WATER AGREEMENT "SACROSANCT" TO SINGAPORE
Singapore Prime Minister Lee Hsien Loong and Malaysia's former prime minister Najib Razak in January had reaffirmed the importance of undertaking measures to ensure the reliable and adequate water supply from the Johore River as provided for in the 1962 Water Agreement.
In a joint statement issued after a Singapore-Malaysia Leaders' Retreat, both countries also affirmed the terms of the agreement, under which Singapore is given full and exclusive rights to draw up to a maximum of 250 million gallons (mgd) of water per day from the Johore River.
In return, Johor is entitled to buy treated water of the same volume as up to 2 per cent of the water extracted by Singapore on any given day, or about 5 mgd if Singapore draws its full entitlement of water from the Johor River.
In February this year, then-Minister in the Prime Minister’s Office Chan Chun Sing said Singapore must ensure that it has an adequate supply of water by the 2050s, before the water agreement with Malaysia expires in 2061.
Under national water agency PUB’s masterplan, NEWater and desalination will meet 85 per cent of Singapore’s water demand by 2060. That is also when the total water demand is expected to double.
In a written Parliamentary reply to Member of Parliament for Marine Parade GRC Seah Kian Peng in January 2017, Minister of Foreign Affairs Vivian Balakrishnan said the 1962 Water Agreement was "sacrosanct" to Singapore.

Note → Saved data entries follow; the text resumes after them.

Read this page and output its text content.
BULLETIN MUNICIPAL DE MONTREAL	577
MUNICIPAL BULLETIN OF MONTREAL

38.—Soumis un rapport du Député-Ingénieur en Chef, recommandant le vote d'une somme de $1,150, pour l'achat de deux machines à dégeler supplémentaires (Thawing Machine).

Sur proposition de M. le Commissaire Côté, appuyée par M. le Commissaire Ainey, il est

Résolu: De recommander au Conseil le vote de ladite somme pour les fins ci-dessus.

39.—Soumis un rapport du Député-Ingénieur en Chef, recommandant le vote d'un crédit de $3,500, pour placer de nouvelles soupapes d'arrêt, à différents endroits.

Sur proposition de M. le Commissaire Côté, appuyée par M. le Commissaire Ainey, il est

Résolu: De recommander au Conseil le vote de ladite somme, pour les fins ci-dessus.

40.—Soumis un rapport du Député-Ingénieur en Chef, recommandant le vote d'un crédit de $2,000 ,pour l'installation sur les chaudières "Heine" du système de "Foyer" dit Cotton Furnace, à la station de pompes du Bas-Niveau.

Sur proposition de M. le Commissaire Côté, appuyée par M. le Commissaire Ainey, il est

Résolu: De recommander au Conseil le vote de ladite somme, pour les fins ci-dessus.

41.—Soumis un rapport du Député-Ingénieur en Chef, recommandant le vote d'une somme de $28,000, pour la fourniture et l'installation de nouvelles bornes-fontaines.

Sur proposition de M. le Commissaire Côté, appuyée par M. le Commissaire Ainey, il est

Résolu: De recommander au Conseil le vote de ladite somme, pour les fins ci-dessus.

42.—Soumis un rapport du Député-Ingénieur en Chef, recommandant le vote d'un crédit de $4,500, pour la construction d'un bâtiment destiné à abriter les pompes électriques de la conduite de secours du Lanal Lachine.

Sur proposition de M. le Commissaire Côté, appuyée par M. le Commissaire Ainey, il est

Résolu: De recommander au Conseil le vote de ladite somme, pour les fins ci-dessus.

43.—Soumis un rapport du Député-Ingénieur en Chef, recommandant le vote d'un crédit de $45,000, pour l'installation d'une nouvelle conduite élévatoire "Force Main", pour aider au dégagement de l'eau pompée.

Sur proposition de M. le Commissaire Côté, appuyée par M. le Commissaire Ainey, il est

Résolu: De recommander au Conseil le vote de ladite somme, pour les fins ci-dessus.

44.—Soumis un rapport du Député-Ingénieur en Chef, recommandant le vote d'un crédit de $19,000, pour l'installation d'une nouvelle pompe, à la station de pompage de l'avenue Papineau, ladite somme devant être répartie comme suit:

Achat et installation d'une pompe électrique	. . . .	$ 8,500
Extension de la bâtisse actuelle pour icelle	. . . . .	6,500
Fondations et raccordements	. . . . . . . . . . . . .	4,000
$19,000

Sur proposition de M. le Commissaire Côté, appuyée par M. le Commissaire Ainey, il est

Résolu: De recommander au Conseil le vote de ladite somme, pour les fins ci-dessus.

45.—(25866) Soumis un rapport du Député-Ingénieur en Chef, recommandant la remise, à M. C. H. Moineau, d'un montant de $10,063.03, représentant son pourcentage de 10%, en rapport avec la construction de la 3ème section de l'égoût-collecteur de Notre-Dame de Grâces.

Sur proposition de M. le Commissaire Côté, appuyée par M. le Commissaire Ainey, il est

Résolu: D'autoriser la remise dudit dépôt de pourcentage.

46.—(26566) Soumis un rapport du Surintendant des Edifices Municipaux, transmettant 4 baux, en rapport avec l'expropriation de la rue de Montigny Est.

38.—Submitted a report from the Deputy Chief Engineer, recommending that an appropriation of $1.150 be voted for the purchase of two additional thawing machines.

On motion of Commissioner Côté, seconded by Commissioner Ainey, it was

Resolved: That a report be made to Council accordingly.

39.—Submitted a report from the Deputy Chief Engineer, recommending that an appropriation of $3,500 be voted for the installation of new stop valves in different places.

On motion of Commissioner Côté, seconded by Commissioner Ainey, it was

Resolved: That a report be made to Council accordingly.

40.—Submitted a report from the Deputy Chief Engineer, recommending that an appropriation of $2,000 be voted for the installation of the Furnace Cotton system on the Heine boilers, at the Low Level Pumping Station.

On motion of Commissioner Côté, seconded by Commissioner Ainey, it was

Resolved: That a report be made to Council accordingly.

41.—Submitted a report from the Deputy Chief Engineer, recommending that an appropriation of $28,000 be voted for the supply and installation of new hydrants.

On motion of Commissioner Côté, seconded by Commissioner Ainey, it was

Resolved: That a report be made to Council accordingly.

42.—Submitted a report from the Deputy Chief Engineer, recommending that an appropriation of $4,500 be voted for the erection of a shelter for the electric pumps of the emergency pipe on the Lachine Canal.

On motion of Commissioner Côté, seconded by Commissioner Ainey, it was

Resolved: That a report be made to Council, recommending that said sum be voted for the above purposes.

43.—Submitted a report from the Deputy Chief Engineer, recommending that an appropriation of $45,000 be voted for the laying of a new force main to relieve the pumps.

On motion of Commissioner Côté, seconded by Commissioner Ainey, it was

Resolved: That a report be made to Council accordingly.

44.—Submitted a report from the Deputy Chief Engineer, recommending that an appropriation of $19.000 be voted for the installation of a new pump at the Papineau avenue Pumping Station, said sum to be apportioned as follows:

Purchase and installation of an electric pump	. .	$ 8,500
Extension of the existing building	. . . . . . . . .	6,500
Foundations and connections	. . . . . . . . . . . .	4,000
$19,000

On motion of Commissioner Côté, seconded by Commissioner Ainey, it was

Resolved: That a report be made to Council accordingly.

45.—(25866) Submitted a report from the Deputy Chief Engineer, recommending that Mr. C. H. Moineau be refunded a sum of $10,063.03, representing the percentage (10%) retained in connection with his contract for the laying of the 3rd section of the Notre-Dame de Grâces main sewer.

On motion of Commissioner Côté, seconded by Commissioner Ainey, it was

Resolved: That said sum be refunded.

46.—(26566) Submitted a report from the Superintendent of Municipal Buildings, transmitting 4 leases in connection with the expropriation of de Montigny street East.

"It was guaranteed by both the Governments of Malaysia and Singapore under the 1965 Separation Agreement, which was deposited with the United Nations," he said.
In March 2017, Deputy Prime Minister Teo Chee Hean said Singapore must be psychologically prepared to face water shortages if its reservoirs dry up and when the second water agreement with Malaysia ends in 2061.
At present, imported water meets half of Singapore’s water needs. But water levels in Johor’s Linggiu Reservoir are falling. There is also the danger of prolonged dry weather, Mr Teo said at the time.